Als ich durch die „Abstract Climates“ ging und mich im Farbrausch von Werken wie „Cool Summer“ (1962) oder „Provincetown Window“ (1963) verlor, herausragende Beispiele für die von Frankenthaler erfundene Soak-Stain-Technik, geisterten mir die ganze Zeit die Fetzen eines Satzes von Roland Barthes durch den Kopf, den ich später nachschlug: „Wäre ich Maler“, schrieb er in „Über mich selbst“, „so würde ich nur Farben malen: dieses Feld scheint mir gleichermaßen von dem Gesetz (…) und der Natur befreit zu sein (denn kommen letzten Endes nicht alle Farben der Natur von den Malern?).“
Provincetown ist eigentlich nicht der Ort, an dem man solche Erlebnisse erwartet. Völlig abgelegen liegt es am obersten Zipfel der Halbinsel Cape Cod. Lange wurde es nur von portugiesischstämmigen Familien bewohnt, die vom Fisch- und Walfang lebten. Später bildete sich hier eine kleine Künstlerkolonie heraus. Heute strömen an den Sommerwochenenden so viele Touristinnen und Touristen in die Stadt, dass man vor ihnen an einen der Strände fliehen muss, die man nur nach langen Fußwegen durchs Marschland erreicht und die so poetische Namen wie Herring Cove tragen. Aber spätabends und am frühen Morgen hat man, umgeben von den Weiten des Atlantiks, immer noch das Gefühl, dass man sich hier am äußersten Ende der Welt befindet.

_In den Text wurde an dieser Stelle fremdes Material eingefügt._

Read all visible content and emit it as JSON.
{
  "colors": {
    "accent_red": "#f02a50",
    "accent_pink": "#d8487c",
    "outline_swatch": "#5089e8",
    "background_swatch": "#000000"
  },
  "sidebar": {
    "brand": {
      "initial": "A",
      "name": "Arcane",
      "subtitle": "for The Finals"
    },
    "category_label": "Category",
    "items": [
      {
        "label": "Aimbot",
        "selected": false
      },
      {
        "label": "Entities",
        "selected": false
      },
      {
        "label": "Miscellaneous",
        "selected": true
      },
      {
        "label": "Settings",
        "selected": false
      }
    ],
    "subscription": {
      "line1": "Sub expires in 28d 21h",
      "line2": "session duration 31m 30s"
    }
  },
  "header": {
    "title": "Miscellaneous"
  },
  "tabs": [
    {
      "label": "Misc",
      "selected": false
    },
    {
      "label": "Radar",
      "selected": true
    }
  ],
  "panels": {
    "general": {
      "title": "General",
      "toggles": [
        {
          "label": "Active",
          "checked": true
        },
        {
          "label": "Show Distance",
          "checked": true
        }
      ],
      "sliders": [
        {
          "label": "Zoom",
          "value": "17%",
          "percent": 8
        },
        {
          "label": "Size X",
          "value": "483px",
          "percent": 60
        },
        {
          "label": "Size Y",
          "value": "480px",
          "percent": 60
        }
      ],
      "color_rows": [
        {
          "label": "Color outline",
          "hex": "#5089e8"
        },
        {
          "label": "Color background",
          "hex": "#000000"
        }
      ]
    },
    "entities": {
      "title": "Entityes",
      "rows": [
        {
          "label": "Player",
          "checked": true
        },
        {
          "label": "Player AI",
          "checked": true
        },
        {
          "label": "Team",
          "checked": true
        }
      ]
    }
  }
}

Frankenthaler verbrachte viele Jahre lang ihre Sommer in Provincetown, nachdem sie 1950 als junge Frau zum ersten Mal hier gewesen war. Die Tochter einer deutschen Emigrantin und eines Richters am New York State Supreme Court war in Manhattan in der Upper East Side aufgewachsen und nach ihrem Kunststudium an der Dalton School und am Bennington College zurück nach New York gezogen, um das zu erreichen, was für Frauen in jenen Jahren so gut wie unmöglich war: Malerin zu werden. Sie fand Anschluss an die New Yorker Szene der abstrakten Expressionisten um Jackson Pollock, Mark Rothko, Willem de Kooning, Franz Kline und Robert Motherwell, die zu diesem Zeitpunkt noch kaum jemand kannte.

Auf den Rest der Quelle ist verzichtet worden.